Outre ses casquettes de présentateur du JT et d’intervieweur politique (lors des campagnes présidentielles notamment), Laurent Delahousse propose aussi des documentaires et en réalise via Magneto Presse, la société de production qu’il a monté avec les réalisateurs Serge Kalfon et Marc Berdugola. Depuis 2007, il présente également Un jour, un destin, où il retrace les destinées exceptionnelles et les faces cachées de personnalités aussi diverses que variées, de Klaus Barbie en passant par Jacques Brel ou encore Brigitte Bardot. A moitié assis sur un bureau dans une pièce où règne la pénombre, à chaque numéro Laurent Delahousse se met lui-même en scène pour introduire ses sujets de son air le plus mystérieux. Le tout dans une ambiance aussi intimiste que ténébreuse… Et ça paye. En 2014, l’émission a réalisé l’une de ses plus fortes audiences avec un numéro consacré à Anne Sinclair, rassemblant cinq millions de téléspectateurs.

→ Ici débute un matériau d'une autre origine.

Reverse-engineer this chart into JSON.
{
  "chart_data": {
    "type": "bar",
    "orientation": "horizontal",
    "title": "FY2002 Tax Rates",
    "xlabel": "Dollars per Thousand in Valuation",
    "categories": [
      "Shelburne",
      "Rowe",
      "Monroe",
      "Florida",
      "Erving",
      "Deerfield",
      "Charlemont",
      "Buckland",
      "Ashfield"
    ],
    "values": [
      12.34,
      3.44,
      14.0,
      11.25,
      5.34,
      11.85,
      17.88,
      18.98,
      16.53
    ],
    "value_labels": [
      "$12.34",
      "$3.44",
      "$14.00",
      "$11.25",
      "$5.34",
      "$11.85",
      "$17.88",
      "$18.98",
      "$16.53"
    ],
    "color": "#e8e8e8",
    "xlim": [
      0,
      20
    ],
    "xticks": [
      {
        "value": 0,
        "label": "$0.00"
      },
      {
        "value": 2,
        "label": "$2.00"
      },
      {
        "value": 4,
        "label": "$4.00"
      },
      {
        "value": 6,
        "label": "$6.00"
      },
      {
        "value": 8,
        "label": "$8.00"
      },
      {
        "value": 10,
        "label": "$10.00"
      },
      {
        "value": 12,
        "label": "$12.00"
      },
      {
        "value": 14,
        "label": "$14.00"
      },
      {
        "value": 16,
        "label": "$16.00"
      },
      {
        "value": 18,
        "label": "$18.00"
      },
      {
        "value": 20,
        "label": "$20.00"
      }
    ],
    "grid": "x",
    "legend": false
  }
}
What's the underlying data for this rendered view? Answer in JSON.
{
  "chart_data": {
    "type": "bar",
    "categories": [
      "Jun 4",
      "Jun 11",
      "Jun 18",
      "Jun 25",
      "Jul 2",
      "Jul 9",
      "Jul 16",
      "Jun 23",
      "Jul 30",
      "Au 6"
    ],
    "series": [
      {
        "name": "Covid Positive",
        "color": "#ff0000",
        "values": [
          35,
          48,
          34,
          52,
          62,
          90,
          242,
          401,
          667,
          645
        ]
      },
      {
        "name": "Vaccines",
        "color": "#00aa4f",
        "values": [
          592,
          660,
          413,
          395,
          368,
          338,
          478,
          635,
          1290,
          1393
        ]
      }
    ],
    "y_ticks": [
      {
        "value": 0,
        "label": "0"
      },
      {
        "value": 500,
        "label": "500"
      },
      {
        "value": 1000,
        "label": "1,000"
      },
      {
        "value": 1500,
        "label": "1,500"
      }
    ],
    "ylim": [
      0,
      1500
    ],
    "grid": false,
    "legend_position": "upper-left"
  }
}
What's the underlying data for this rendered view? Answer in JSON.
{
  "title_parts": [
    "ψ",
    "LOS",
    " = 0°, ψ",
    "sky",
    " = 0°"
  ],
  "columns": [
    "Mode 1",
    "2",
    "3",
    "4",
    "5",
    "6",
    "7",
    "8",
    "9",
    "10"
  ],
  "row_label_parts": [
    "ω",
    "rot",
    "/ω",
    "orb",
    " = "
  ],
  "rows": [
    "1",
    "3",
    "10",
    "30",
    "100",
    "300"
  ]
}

Enfin, le journaliste avait également pour projet de s’essayer au cinéma, en réalisant son tout premier long-métrage, dont le rôle principal devait être endossé par Jean d’Ormesson. Le projet cinématographique devait évoquer un écrivain, « au soir de sa vie » en proie au doute : « A-t-il vraiment écrit le chef-d’œuvre qu’il portait en lui ? Ne s’est-il pas éparpillé ? Et maintenant qu’il s’en rend compte, n’est-il pas trop tard ? » détaillait le JDD. Malheureusement, Jean d’Ormesson nous a quittés le 5 décembre dernier à l’âge de 92 ans.